Note that I do have a stack so I can’t see a reason why noexcept would be a problem anytime (at least in debug mode) ?
See:
I’ve tried explaining multiple times : “noexcept” does not hide/mask C++ exceptions, it rather makes them completely obvious by stopping the program immediately.
You didn’t test C++ exceptions in the above code, though…
There’s really no cost or downside to “noexcept”. They are intended to be used for functions that shouldn’t have any C++ exceptions anyway. It is possible that a programmer (like a programmer developing the Juce library) makes a mistake and marks a function “noexcept” but the function throws a C++ exception anyway. But even in that case things would be pretty good, because the result would be immediate program termination and that could probably be easily debugged. Incidentally, the result would be program termination without “noexcept” too, if the code doesn’t have a try/catch block that deals with the exceptions.
True but in your code having noexcept would still not change anything because as you explained it is not a c++ exception but a div by zero processor error intercepted in system not our code,
, but in that new code (thanks to your remark i built more interesting material below!)
int throwAtMe(int val) noexcept
{
if ( val == 0) throw std::invalid_argument( "received zero value" );
return 42 / val;
}
int main()
{
try
{
throwAtMe(0);
}
catch (std::exception& ex)
{
std::cout << "Captured " << ex.what() << "\n";
}
return 0;
}
I can see the effect now:
If you remove now the noexcept you will be able to capture the exception in the main code,
which I actually don’t like (you’re masking a problem instead of getting a crash!) even if I do understand that it could be used properly to have a nicer exception handler which logs post-mortem info or the like but in that case you would have to also intercept system traps to be convincing anyway …

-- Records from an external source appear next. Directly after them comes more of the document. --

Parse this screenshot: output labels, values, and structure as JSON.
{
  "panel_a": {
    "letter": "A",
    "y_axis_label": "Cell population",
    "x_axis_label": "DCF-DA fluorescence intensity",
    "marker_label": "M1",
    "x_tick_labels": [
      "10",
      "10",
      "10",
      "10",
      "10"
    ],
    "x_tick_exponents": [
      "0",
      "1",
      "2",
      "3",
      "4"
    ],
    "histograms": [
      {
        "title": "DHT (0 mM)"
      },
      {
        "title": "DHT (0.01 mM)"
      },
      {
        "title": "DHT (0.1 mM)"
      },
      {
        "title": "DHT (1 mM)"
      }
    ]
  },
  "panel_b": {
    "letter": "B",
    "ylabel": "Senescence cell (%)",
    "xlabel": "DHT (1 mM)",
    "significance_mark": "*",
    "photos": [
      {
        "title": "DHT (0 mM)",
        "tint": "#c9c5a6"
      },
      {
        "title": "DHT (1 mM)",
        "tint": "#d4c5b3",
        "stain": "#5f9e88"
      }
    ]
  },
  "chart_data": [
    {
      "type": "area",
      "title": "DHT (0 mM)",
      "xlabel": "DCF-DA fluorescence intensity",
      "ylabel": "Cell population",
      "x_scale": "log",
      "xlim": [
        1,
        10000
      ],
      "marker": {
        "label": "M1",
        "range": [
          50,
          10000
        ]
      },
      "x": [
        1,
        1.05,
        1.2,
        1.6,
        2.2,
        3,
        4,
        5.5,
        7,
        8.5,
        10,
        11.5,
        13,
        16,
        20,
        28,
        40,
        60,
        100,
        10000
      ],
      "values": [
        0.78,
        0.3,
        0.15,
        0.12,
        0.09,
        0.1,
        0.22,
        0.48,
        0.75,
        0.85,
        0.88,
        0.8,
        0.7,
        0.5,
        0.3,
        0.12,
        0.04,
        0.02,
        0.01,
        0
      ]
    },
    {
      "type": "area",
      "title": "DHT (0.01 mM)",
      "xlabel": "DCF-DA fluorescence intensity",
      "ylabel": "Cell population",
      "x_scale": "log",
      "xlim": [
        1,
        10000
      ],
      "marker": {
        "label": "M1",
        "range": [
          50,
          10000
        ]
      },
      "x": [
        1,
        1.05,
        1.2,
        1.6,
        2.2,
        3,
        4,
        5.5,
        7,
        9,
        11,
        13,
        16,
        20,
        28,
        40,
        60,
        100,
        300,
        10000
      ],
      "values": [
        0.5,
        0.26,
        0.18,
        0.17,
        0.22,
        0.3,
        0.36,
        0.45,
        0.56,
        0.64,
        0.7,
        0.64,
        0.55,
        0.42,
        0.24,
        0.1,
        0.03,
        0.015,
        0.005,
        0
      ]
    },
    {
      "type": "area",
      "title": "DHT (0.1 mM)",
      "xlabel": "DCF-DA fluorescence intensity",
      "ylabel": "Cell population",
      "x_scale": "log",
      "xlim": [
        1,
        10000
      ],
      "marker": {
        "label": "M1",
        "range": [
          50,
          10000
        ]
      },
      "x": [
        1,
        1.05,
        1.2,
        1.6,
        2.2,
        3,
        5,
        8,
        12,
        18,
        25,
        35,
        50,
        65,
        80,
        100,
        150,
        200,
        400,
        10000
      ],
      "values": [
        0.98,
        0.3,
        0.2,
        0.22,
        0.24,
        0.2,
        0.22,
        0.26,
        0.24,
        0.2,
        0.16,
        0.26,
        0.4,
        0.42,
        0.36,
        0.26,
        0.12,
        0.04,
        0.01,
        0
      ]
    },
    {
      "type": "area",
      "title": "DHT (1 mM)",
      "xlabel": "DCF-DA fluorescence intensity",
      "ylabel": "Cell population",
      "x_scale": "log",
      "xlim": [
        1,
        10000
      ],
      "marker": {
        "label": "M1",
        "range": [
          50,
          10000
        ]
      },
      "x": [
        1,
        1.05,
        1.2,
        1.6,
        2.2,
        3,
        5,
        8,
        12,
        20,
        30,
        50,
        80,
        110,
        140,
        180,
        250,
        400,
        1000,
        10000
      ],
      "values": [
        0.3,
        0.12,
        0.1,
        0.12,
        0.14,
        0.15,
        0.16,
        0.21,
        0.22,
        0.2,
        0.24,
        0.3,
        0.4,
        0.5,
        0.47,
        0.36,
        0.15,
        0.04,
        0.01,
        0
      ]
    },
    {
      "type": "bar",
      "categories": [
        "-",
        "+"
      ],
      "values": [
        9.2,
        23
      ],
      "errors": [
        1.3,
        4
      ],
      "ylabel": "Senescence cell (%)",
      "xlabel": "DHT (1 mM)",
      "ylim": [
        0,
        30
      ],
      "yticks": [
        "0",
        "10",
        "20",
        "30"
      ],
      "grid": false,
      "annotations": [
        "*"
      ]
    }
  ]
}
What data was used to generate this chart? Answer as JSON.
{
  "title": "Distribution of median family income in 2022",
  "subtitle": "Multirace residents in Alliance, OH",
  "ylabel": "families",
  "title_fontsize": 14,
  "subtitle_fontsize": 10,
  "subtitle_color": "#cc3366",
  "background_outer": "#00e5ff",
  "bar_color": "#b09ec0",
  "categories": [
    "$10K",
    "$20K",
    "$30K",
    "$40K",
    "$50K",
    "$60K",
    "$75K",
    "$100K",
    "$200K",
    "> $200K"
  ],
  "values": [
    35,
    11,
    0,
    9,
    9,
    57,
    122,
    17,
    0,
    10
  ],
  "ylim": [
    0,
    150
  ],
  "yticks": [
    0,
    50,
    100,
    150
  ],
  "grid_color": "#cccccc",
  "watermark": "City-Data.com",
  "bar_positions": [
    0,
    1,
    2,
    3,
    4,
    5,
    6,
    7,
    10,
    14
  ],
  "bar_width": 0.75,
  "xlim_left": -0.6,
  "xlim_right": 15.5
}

This is really a philosophical debate about when to use exceptions and what constitutes a “failure”.
In your example I would argue that passing in 0 violates a precondition contract and so should crash i.e. not validate the input at all and don’t even attempt to throw an exception.
If a function throws, it should really be in a recoverable situation.
(There are other arguments about throwing exceptions during tests to log but that’s a bit off topic).
I agree, my snippet is just an example that shows actually a case where noexcept does have an effect for educational purpose when someone will search for the same keywords.
Like I also mentioned, in case where it would crash, more advanced software can also intercept the exception or the system error even and re-vectorise it as a C++ exception, apparently VCV Rack does that (thanks @xenakios for this reference) to log post-mortem data before dying …
But understandably, that would be more at the charge of the implementer to do so if/when needed with all the risks it represents to alter the systems traps…
In all cases, I am more confident after doing some real testing about what noexcept does in JUCE codebase and also like the fact that JUCE does not try to catch exceptions, and just lets it blow so that we can notice it (in most cases) and take action.
I now don’t even think a macro to redefine it would such a great help anymore as I learned more about it.